CUDA vs. Cg

Suppose we implement matrix multuplication using CUDA and also using Cg, which one should run faster?

I am a total n00b in Cg. Does Cg also have any features like wherein we can access the shared on chip memory like we can do in CUDA?

No, Cg (or any other graphics APIs for that matter) does not expose shared memory, writing to multiple and arbitrary locations (scatter), or reading/writing memory directly (in graphics shaders you can only read from textures, which cannot be written in the same pass, so you end up “ping-ponging” between two buffers).

CUDA should be at least as fast as Cg, in many cases it is quite faster.


I don’t think there is a fair comparison between Cg and CUDA in speed; CUDA has some very useful features for general purpose calculation, while Cg has features for graphics that you won’t find in CUDA.

For matrix multiplication I think CUDA wins hands down.

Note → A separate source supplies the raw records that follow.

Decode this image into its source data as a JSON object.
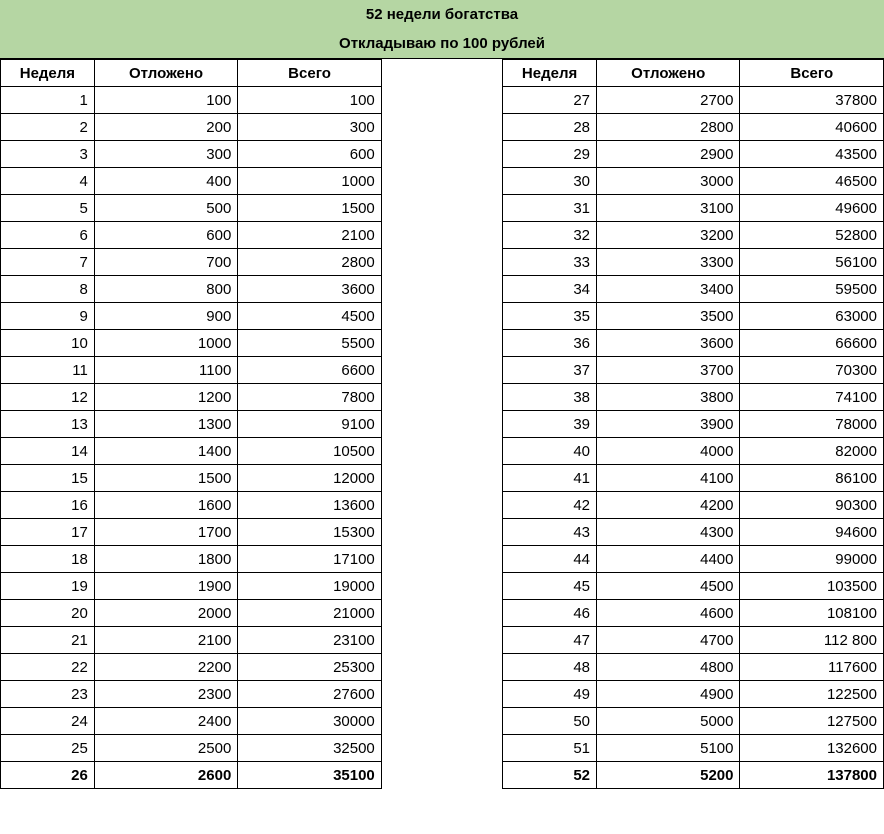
{
  "title": "52 недели богатства",
  "subtitle": "Откладываю по 100 рублей",
  "headers": {
    "week": "Неделя",
    "deposited": "Отложено",
    "total": "Всего"
  },
  "colors": {
    "header_bg": "#b5d6a3",
    "border": "#000000",
    "bg": "#ffffff"
  },
  "left_rows": [
    {
      "week": "1",
      "dep": "100",
      "total": "100",
      "bold": false
    },
    {
      "week": "2",
      "dep": "200",
      "total": "300",
      "bold": false
    },
    {
      "week": "3",
      "dep": "300",
      "total": "600",
      "bold": false
    },
    {
      "week": "4",
      "dep": "400",
      "total": "1000",
      "bold": false
    },
    {
      "week": "5",
      "dep": "500",
      "total": "1500",
      "bold": false
    },
    {
      "week": "6",
      "dep": "600",
      "total": "2100",
      "bold": false
    },
    {
      "week": "7",
      "dep": "700",
      "total": "2800",
      "bold": false
    },
    {
      "week": "8",
      "dep": "800",
      "total": "3600",
      "bold": false
    },
    {
      "week": "9",
      "dep": "900",
      "total": "4500",
      "bold": false
    },
    {
      "week": "10",
      "dep": "1000",
      "total": "5500",
      "bold": false
    },
    {
      "week": "11",
      "dep": "1100",
      "total": "6600",
      "bold": false
    },
    {
      "week": "12",
      "dep": "1200",
      "total": "7800",
      "bold": false
    },
    {
      "week": "13",
      "dep": "1300",
      "total": "9100",
      "bold": false
    },
    {
      "week": "14",
      "dep": "1400",
      "total": "10500",
      "bold": false
    },
    {
      "week": "15",
      "dep": "1500",
      "total": "12000",
      "bold": false
    },
    {
      "week": "16",
      "dep": "1600",
      "total": "13600",
      "bold": false
    },
    {
      "week": "17",
      "dep": "1700",
      "total": "15300",
      "bold": false
    },
    {
      "week": "18",
      "dep": "1800",
      "total": "17100",
      "bold": false
    },
    {
      "week": "19",
      "dep": "1900",
      "total": "19000",
      "bold": false
    },
    {
      "week": "20",
      "dep": "2000",
      "total": "21000",
      "bold": false
    },
    {
      "week": "21",
      "dep": "2100",
      "total": "23100",
      "bold": false
    },
    {
      "week": "22",
      "dep": "2200",
      "total": "25300",
      "bold": false
    },
    {
      "week": "23",
      "dep": "2300",
      "total": "27600",
      "bold": false
    },
    {
      "week": "24",
      "dep": "2400",
      "total": "30000",
      "bold": false
    },
    {
      "week": "25",
      "dep": "2500",
      "total": "32500",
      "bold": false
    },
    {
      "week": "26",
      "dep": "2600",
      "total": "35100",
      "bold": true
    }
  ],
  "right_rows": [
    {
      "week": "27",
      "dep": "2700",
      "total": "37800",
      "bold": false
    },
    {
      "week": "28",
      "dep": "2800",
      "total": "40600",
      "bold": false
    },
    {
      "week": "29",
      "dep": "2900",
      "total": "43500",
      "bold": false
    },
    {
      "week": "30",
      "dep": "3000",
      "total": "46500",
      "bold": false
    },
    {
      "week": "31",
      "dep": "3100",
      "total": "49600",
      "bold": false
    },
    {
      "week": "32",
      "dep": "3200",
      "total": "52800",
      "bold": false
    },
    {
      "week": "33",
      "dep": "3300",
      "total": "56100",
      "bold": false
    },
    {
      "week": "34",
      "dep": "3400",
      "total": "59500",
      "bold": false
    },
    {
      "week": "35",
      "dep": "3500",
      "total": "63000",
      "bold": false
    },
    {
      "week": "36",
      "dep": "3600",
      "total": "66600",
      "bold": false
    },
    {
      "week": "37",
      "dep": "3700",
      "total": "70300",
      "bold": false
    },
    {
      "week": "38",
      "dep": "3800",
      "total": "74100",
      "bold": false
    },
    {
      "week": "39",
      "dep": "3900",
      "total": "78000",
      "bold": false
    },
    {
      "week": "40",
      "dep": "4000",
      "total": "82000",
      "bold": false
    },
    {
      "week": "41",
      "dep": "4100",
      "total": "86100",
      "bold": false
    },
    {
      "week": "42",
      "dep": "4200",
      "total": "90300",
      "bold": false
    },
    {
      "week": "43",
      "dep": "4300",
      "total": "94600",
      "bold": false
    },
    {
      "week": "44",
      "dep": "4400",
      "total": "99000",
      "bold": false
    },
    {
      "week": "45",
      "dep": "4500",
      "total": "103500",
      "bold": false
    },
    {
      "week": "46",
      "dep": "4600",
      "total": "108100",
      "bold": false
    },
    {
      "week": "47",
      "dep": "4700",
      "total": "112 800",
      "bold": false
    },
    {
      "week": "48",
      "dep": "4800",
      "total": "117600",
      "bold": false
    },
    {
      "week": "49",
      "dep": "4900",
      "total": "122500",
      "bold": false
    },
    {
      "week": "50",
      "dep": "5000",
      "total": "127500",
      "bold": false
    },
    {
      "week": "51",
      "dep": "5100",
      "total": "132600",
      "bold": false
    },
    {
      "week": "52",
      "dep": "5200",
      "total": "137800",
      "bold": true
    }
  ]
}
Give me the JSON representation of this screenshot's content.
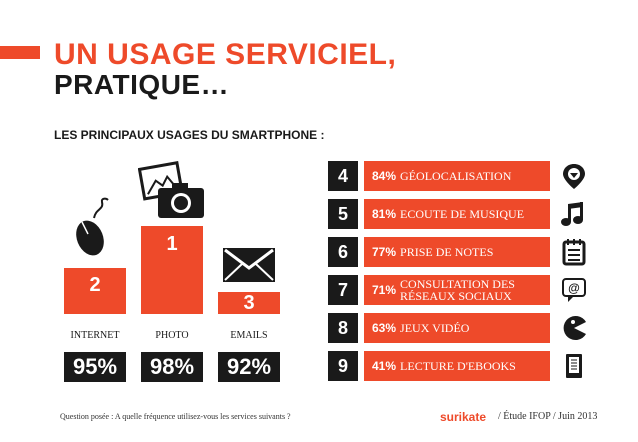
{
  "header": {
    "title_line1": "UN USAGE SERVICIEL,",
    "title_line2": "PRATIQUE…",
    "subtitle": "LES PRINCIPAUX USAGES DU SMARTPHONE :"
  },
  "colors": {
    "accent": "#ee4a2a",
    "dark": "#1a1a1a"
  },
  "chart_data": [
    {
      "type": "bar",
      "categories": [
        "INTERNET",
        "PHOTO",
        "EMAILS"
      ],
      "ranks": [
        "2",
        "1",
        "3"
      ],
      "values": [
        95,
        98,
        92
      ],
      "value_labels": [
        "95%",
        "98%",
        "92%"
      ],
      "icons": [
        "mouse-icon",
        "camera-photo-icon",
        "envelope-icon"
      ],
      "bar_style": "ranked podium"
    },
    {
      "type": "table",
      "rows": [
        {
          "rank": "4",
          "value": 84,
          "pct": "84%",
          "label": "GÉOLOCALISATION",
          "icon": "location-pin-icon"
        },
        {
          "rank": "5",
          "value": 81,
          "pct": "81%",
          "label": "ECOUTE DE MUSIQUE",
          "icon": "music-note-icon"
        },
        {
          "rank": "6",
          "value": 77,
          "pct": "77%",
          "label": "PRISE DE NOTES",
          "icon": "notepad-icon"
        },
        {
          "rank": "7",
          "value": 71,
          "pct": "71%",
          "label": "CONSULTATION DES RÉSEAUX SOCIAUX",
          "icon": "at-sign-speech-icon"
        },
        {
          "rank": "8",
          "value": 63,
          "pct": "63%",
          "label": "JEUX VIDÉO",
          "icon": "pacman-icon"
        },
        {
          "rank": "9",
          "value": 41,
          "pct": "41%",
          "label": "LECTURE D'EBOOKS",
          "icon": "ereader-icon"
        }
      ]
    }
  ],
  "footer": {
    "question": "Question posée : A quelle fréquence utilisez-vous les services suivants ?",
    "brand": "surikate",
    "meta": "/ Étude IFOP / Juin 2013"
  }
}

In my experience (we implemented a finite element solver in both Cg and CUDA), if the size is small, Cg can even be a bit faster than CUDA. But from one stage, when the model becomes big enough, CUDA is up to 3 times faster. So I’d say there is no easy answer. For matrix multiplication, you can use shared memory with CUDA though, which should give you an additional advantage over Cg (which I can’t do for my solver).

If I have to choose, I’d pick CUDA. For a beginner, it’s easier to implement in CUDA than in Cg. And the next graphics cards might widen the difference as well.